Whom do you see as your major competitors?
In the Internet age, there are no competitors-you only compete with yourself. In 1995, there were about 2,000 companies doing search engines, but later they moved to different directions. The Internet in Asia has just started. Today someone may be your competitor and tomorrow he may not. As an Internet company, if you say “I want to compete”, you’ve failed in the first move. So, I would say, spend your time on your customers rather than your competitors. The important thing is to see how great is the value added by the service you offer.

Where do you see yourself in the next 3-5 years?
We say we are open to all opportunities. We have a long vision, but short plan. For the next 3-5 years we would focus on B2B. Which countries we target or what we do, will depend on where we get good partners, whether the market is ready for B2B and whether we are ready.

Which are the potential markets in Asia that you want to tap?
India is a very big market. Korea, Japan and Singapore are also there. We will try to connect Asia with the markets in the US and Europe.

What are the main advantages and disadvantages you see in the Indian market?
India is a new market. It is growing so rapidly. And our philosophy is to grow with the market-never try to grow faster than the market. The Indian economy is rising and the businesses here are using the Internet aggressively. Another advantage is the talent -India has some of the best brains that can be tapped. The main disadvantage here is the infrastructure; people are still using cyber cafes to go online. 

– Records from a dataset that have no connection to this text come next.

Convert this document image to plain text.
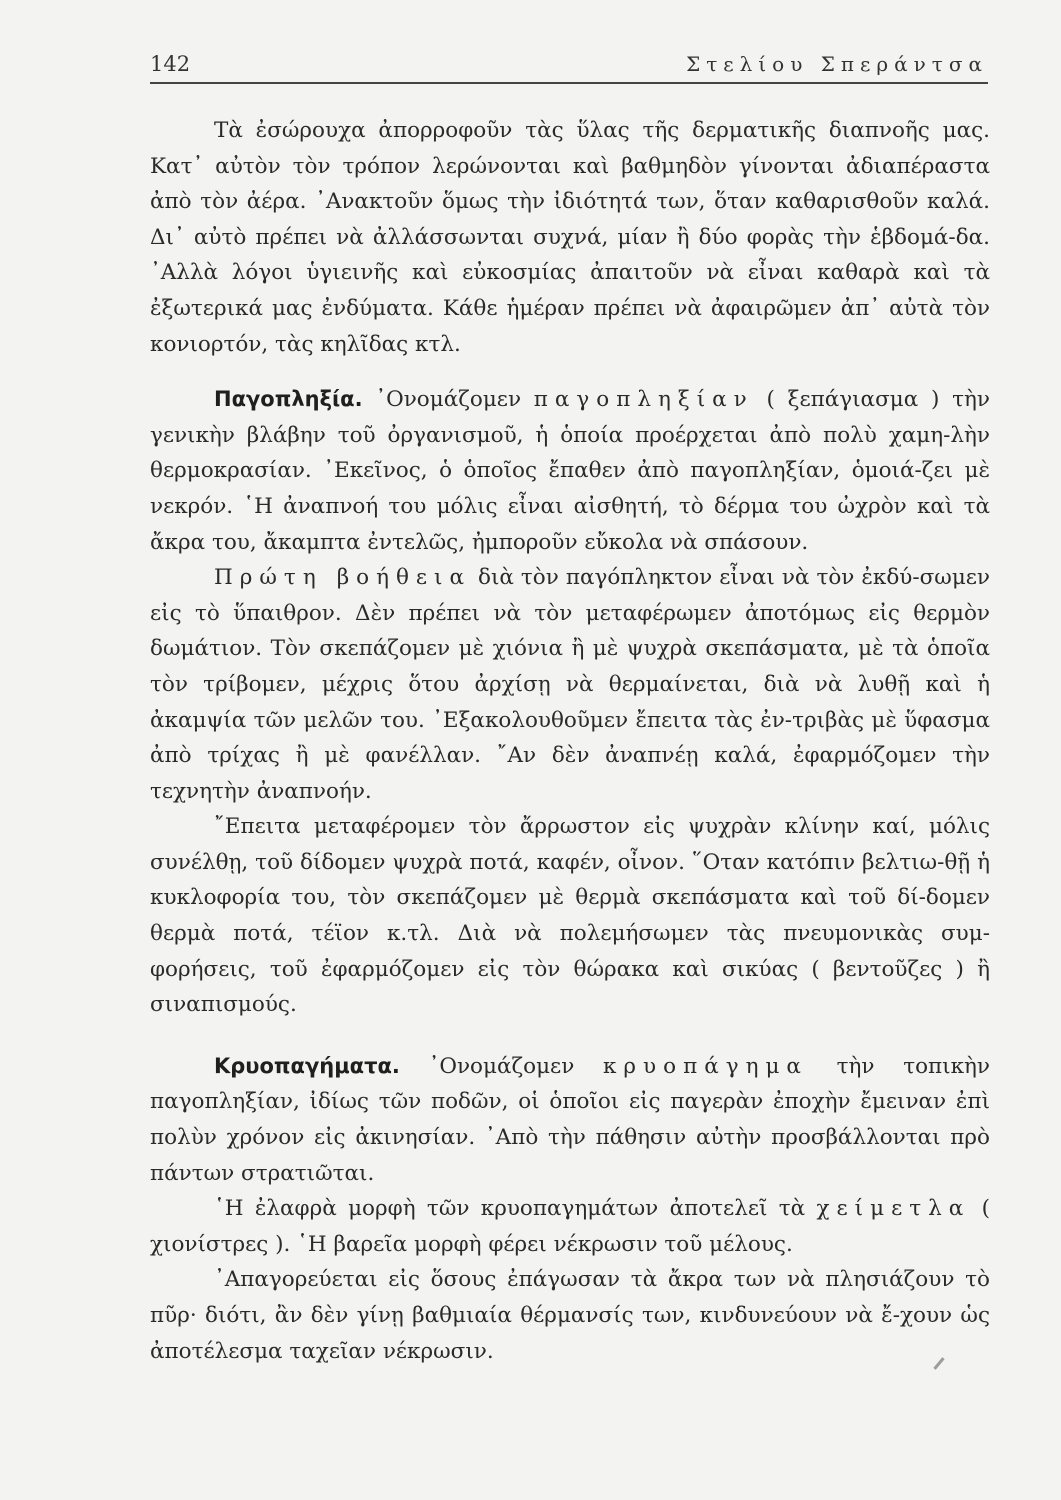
142	Στελίου Σπεράντσα

Τὰ ἐσώρουχα ἀπορροφοῦν τὰς ὕλας τῆς δερματικῆς διαπνοῆς μας. Κατ᾽ αὐτὸν τὸν τρόπον λερώνονται καὶ βαθμηδὸν γίνονται ἀδιαπέραστα ἀπὸ τὸν ἀέρα. ᾽Ανακτοῦν ὅμως τὴν ἰδιότητά των, ὅταν καθαρισθοῦν καλά. Δι᾽ αὐτὸ πρέπει νὰ ἀλλάσσωνται συχνά, μίαν ἢ δύο φορὰς τὴν ἑβδομά-δα. ᾽Αλλὰ λόγοι ὑγιεινῆς καὶ εὐκοσμίας ἀπαιτοῦν νὰ εἶναι καθαρὰ καὶ τὰ ἐξωτερικά μας ἐνδύματα. Κάθε ἡμέραν πρέπει νὰ ἀφαιρῶμεν ἀπ᾽ αὐτὰ τὸν κονιορτόν, τὰς κηλῖδας κτλ.

Παγοπληξία. ᾽Ονομάζομεν παγοπληξίαν ( ξεπάγιασμα ) τὴν γενικὴν βλάβην τοῦ ὀργανισμοῦ, ἡ ὁποία προέρχεται ἀπὸ πολὺ χαμη-λὴν θερμοκρασίαν. ᾽Εκεῖνος, ὁ ὁποῖος ἔπαθεν ἀπὸ παγοπληξίαν, ὁμοιά-ζει μὲ νεκρόν. ῾Η ἀναπνοή του μόλις εἶναι αἰσθητή, τὸ δέρμα του ὠχρὸν καὶ τὰ ἄκρα του, ἄκαμπτα ἐντελῶς, ἠμποροῦν εὔκολα νὰ σπάσουν.

Πρώτη βοήθεια διὰ τὸν παγόπληκτον εἶναι νὰ τὸν ἐκδύ-σωμεν εἰς τὸ ὕπαιθρον. Δὲν πρέπει νὰ τὸν μεταφέρωμεν ἀποτόμως εἰς θερμὸν δωμάτιον. Τὸν σκεπάζομεν μὲ χιόνια ἢ μὲ ψυχρὰ σκεπάσματα, μὲ τὰ ὁποῖα τὸν τρίβομεν, μέχρις ὅτου ἀρχίσῃ νὰ θερμαίνεται, διὰ νὰ λυθῇ καὶ ἡ ἀκαμψία τῶν μελῶν του. ᾽Εξακολουθοῦμεν ἔπειτα τὰς ἐν-τριβὰς μὲ ὕφασμα ἀπὸ τρίχας ἢ μὲ φανέλλαν. ῎Αν δὲν ἀναπνέῃ καλά, ἐφαρμόζομεν τὴν τεχνητὴν ἀναπνοήν.

῎Επειτα μεταφέρομεν τὸν ἄρρωστον εἰς ψυχρὰν κλίνην καί, μόλις συνέλθῃ, τοῦ δίδομεν ψυχρὰ ποτά, καφέν, οἶνον. ῞Οταν κατόπιν βελτιω-θῇ ἡ κυκλοφορία του, τὸν σκεπάζομεν μὲ θερμὰ σκεπάσματα καὶ τοῦ δί-δομεν θερμὰ ποτά, τέϊον κ.τλ. Διὰ νὰ πολεμήσωμεν τὰς πνευμονικὰς συμ-φορήσεις, τοῦ ἐφαρμόζομεν εἰς τὸν θώρακα καὶ σικύας ( βεντοῦζες ) ἢ σιναπισμούς.

Κρυοπαγήματα. ᾽Ονομάζομεν κρυοπάγημα τὴν τοπικὴν παγοπληξίαν, ἰδίως τῶν ποδῶν, οἱ ὁποῖοι εἰς παγερὰν ἐποχὴν ἔμειναν ἐπὶ πολὺν χρόνον εἰς ἀκινησίαν. ᾽Απὸ τὴν πάθησιν αὐτὴν προσβάλλονται πρὸ πάντων στρατιῶται.

῾Η ἐλαφρὰ μορφὴ τῶν κρυοπαγημάτων ἀποτελεῖ τὰ χείμετλα ( χιονίστρες ). ῾Η βαρεῖα μορφὴ φέρει νέκρωσιν τοῦ μέλους.

᾽Απαγορεύεται εἰς ὅσους ἐπάγωσαν τὰ ἄκρα των νὰ πλησιάζουν τὸ πῦρ· διότι, ἂν δὲν γίνῃ βαθμιαία θέρμανσίς των, κινδυνεύουν νὰ ἔ-χουν ὡς ἀποτέλεσμα ταχεῖαν νέκρωσιν.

Your advice to the Indian entrepreneur…
I would say learn from the experience of others in the Internet business, but don’t copy them. India should have its own model. 

Do you charge your members for your services?
As of now we are not charging anything from members, we might do it later when we add more value to our services. We are charging a bit for business promotion and advertising. Eventually, money will come when the actual online transactions start taking place. 

Is Alibaba targeted towards any particular industry?
It is not specific to any sector, but would cater to all those who are looking for partners across the world. Our vision is to “Open Sesame” especially for small and medium enterprises. We have a set of 27 informative catalogues. These will be useful for all kinds of buyers and suppliers to meet online.

In what way is the Asian market different?
The markets are very different. They have been there for 20 years. Asian businesses are so different. Most of them are small businesses, but they want to be on their own. They don’t want to join big companies. Their way of doing business is also very different from the US. Here relationships are so important. Even Alibaba is based on a community model where traders discuss and help each other. The Western B2B models are more mechanical. The human element is not as prominent.